Lualaba : Les femmes toujours sous-représentées dans les organes de développement communautaire, selon une étude du CAJJ


En marge du mois de mars consacré aux droits des femmes, un nouveau rapport du Centre d’aide juridico-judiciaire (CAJJ), une organisation de la société civile congolaise, met en lumière la faible représentation des femmes dans les organes de développement communautaire dans la province du Lualaba, en République démocratique du Congo.

Selon cette étude, seulement 15 % des femmes participent aux instances de gestion du développement communautaire, un taux largement inférieur à celui des hommes, et ce malgré l’existence d’un cadre juridique garantissant la parité entre hommes et femmes dans les institutions.

« Les résultats de l’étude menée montrent clairement que les femmes de la province du Lualaba sont sous-représentées au sein des organes de développement communautaire », souligne le CAJJ dans son rapport.

L’organisation précise que les femmes ne représentent que 15 % des membres présents dans les différentes structures locales, notamment les comités locaux de développement, les comités locaux de suivi et les organismes spécialisés chargés de la gestion de la dotation pour les communautés locales affectées par l’exploitation minière.

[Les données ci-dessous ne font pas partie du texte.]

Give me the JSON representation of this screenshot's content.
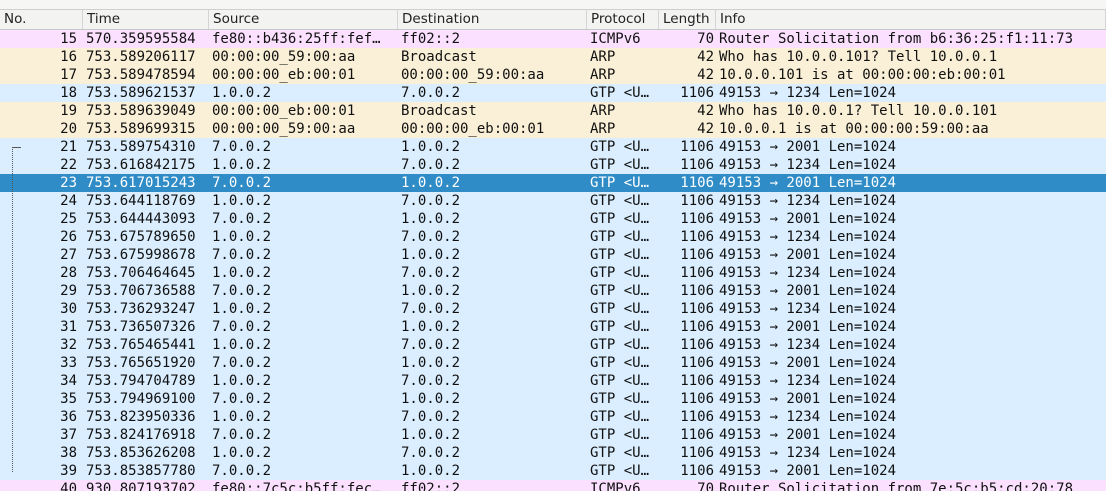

Des obstacles socioculturels persistants

Le rapport met également en évidence plusieurs facteurs expliquant cette faible participation féminine.

Parmi les obstacles identifiés figurent notamment le manque d’information et de sensibilisation des femmes, certaines attitudes discriminatoires au sein des communautés locales ainsi que des perceptions sociales qui continuent de sous-estimer les capacités des femmes par rapport à celles des hommes.

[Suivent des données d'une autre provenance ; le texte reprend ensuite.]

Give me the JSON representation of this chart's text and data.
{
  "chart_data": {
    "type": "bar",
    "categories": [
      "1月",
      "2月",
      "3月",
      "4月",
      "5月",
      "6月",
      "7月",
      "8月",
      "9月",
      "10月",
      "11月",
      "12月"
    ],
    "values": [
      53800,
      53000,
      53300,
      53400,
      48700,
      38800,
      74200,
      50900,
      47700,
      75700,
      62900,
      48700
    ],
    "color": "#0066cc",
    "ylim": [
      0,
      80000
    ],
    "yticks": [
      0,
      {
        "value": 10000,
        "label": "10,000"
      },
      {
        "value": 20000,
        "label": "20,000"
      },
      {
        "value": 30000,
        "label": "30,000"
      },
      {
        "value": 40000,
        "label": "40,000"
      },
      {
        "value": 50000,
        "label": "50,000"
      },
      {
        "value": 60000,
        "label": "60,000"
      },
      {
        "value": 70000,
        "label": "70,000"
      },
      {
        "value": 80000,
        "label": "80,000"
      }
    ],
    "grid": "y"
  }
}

Pour le CAJJ, ces freins socioculturels continuent d’entraver l’accès des femmes aux espaces décisionnels liés à la gouvernance locale et au développement communautaire.

Des recommandations aux autorités et aux acteurs locaux

Afin de corriger ces déséquilibres, l’organisation dirigée par Josué Kashal formule plusieurs recommandations à l’attention des autorités publiques, des organisations de la société civile et des communautés locales.

Le CAJJ recommande notamment au gouvernement provincial du Lualaba de signer en urgence un arrêté fixant les modalités de désignation des représentants des communautés locales affectées par l’exploitation minière au sein des organes de développement communautaire, tout en précisant un seuil minimum de représentativité féminine dans ces structures.

L’organisation appelle également les organisations de la société civile à renforcer les capacités des femmes déjà impliquées dans ces organes, notamment sur les questions liées à la gouvernance minière, au développement communautaire et à la gouvernance locale.

Enfin, le CAJJ exhorte les communautés locales à intégrer systématiquement l’approche de la parité homme-femme lors de la désignation de leurs représentants dans les structures de gestion du développement communautaire.